[Date Prev][Date Next][Thread Prev][Thread Next][Date Index][Thread Index]

Re: Surrogates and character representation



Alan Watson writes:
> Hmm. That would seem to prevent an implementation representing strings 
> internally using UTF-8. This is convenient in some contexts as Scheme 
> strings can be trivially converted to UTF-8 C strings.

You can create surrogate values in UTF-8, the result is just
ill-formed.  A conformant (Unicode) implementation shouldn't generate
these, though one could argue that if you get garbage-in, you get
garbage-out.

Scenario 1: You have a text stream encoded in UTF-16. It contains a
valid surrogate pair <D840,DD9B>. This is converted to the USV
#x0002019B. If you represent the Unicode strings internally as UTF-8,
this gets converted to the byte-sequence #xF0 #xA0 #x86 #x9B. When
writing the text stream you pick the encoding and the USV gets written
appropriately.

Scenario 2: You have a text stream encoded in UTF-16. It contains a
lone surrogate, <D840>. This is an invalid string. You have a couple
of options:

 2a: reject the input as invalid.

 2b: replace the surrogate value with the replacement character
     U+FFFD (converted to #xEF #xBF #xBD in UTF-8 rep land)

 2c: keep the character, encode internally in UTF-8 (#xED #xA1
     #xB0). On output this gets converted back.

 2d: ignore that value completely, not preserving it on input.

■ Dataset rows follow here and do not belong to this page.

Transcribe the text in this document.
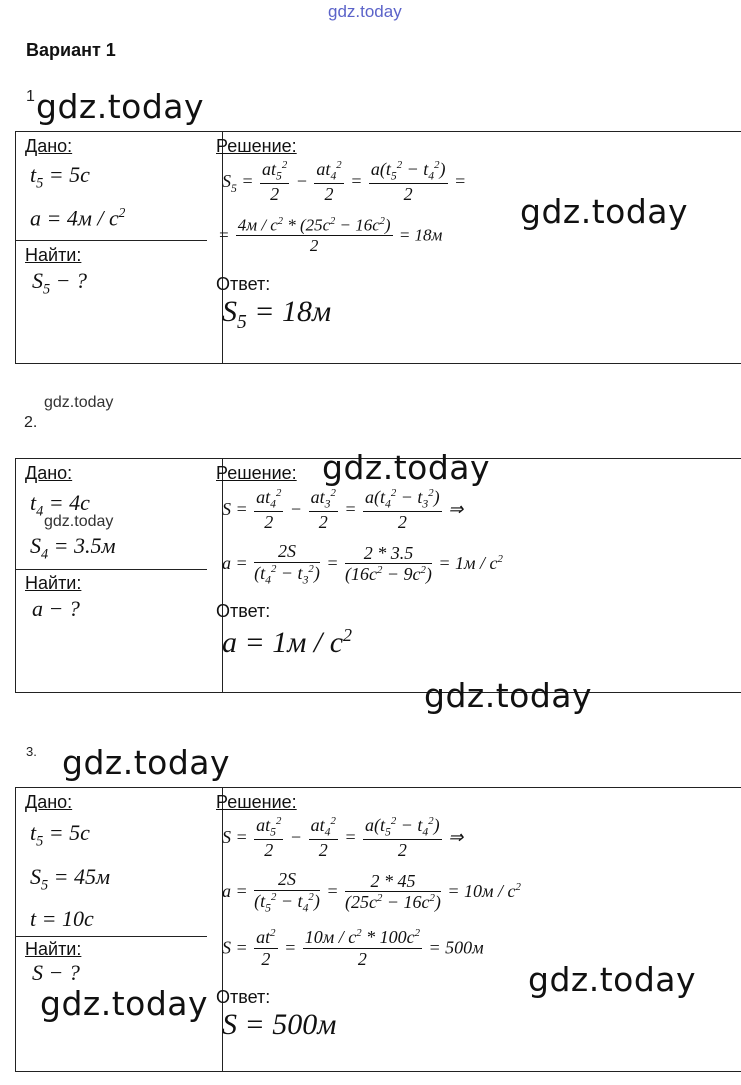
gdz.today
Вариант 1
1 gdz.today
Дано:
Найти:
Решение:
Ответ:
$t_5 = 5c$
$a = 4м / c^2$
$S_5$ − ?
$S_5 = \frac{at_5^2}{2} - \frac{at_4^2}{2} = \frac{a(t_5^2 - t_4^2)}{2}$ =
= $\frac{4м / c^2 * (25c^2 - 16c^2)}{2} = 18м$
$S_5 = 18м$
gdz.today
gdz.today
2.
Дано:
Найти:
Решение:
Ответ:
gdz.today
$t_4 = 4c$
gdz.today
$S_4 = 3.5м$
a − ?
$S = \frac{at_4^2}{2} - \frac{at_3^2}{2} = \frac{a(t_4^2 - t_3^2)}{2}$ ⇒
$a = \frac{2S}{(t_4^2 - t_3^2)} = \frac{2 * 3.5}{(16c^2 - 9c^2)} = 1м / c^2$
$a = 1м / c^2$
gdz.today
3. gdz.today
Дано:
Найти:
Решение:
Ответ:
$t_5 = 5c$
$S_5 = 45м$
t = 10c
S − ?
$S = \frac{at_5^2}{2} - \frac{at_4^2}{2} = \frac{a(t_5^2 - t_4^2)}{2}$ ⇒
$a = \frac{2S}{(t_5^2 - t_4^2)} = \frac{2 * 45}{(25c^2 - 16c^2)} = 10м / c^2$
$S = \frac{at^2}{2} = \frac{10м / c^2 * 100c^2}{2} = 500м$
gdz.today
gdz.today
S = 500м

Of these, 2c is non-conforming and not recommended, but avoids data
loss in cases where that is important.

Representing strings internally in UTF-8 is a loss though, since you
lose random access to the string. For some applications this isn't a
big deal, but in general using UTF-8 as an internal representation is
a bad idea.

    -tree

-- 
Tom Emerson                                          Basis Technology Corp.
Software Architect                                 http://www.basistech.com
  "Beware the lollipop of mediocrity: lick it once and you suck forever"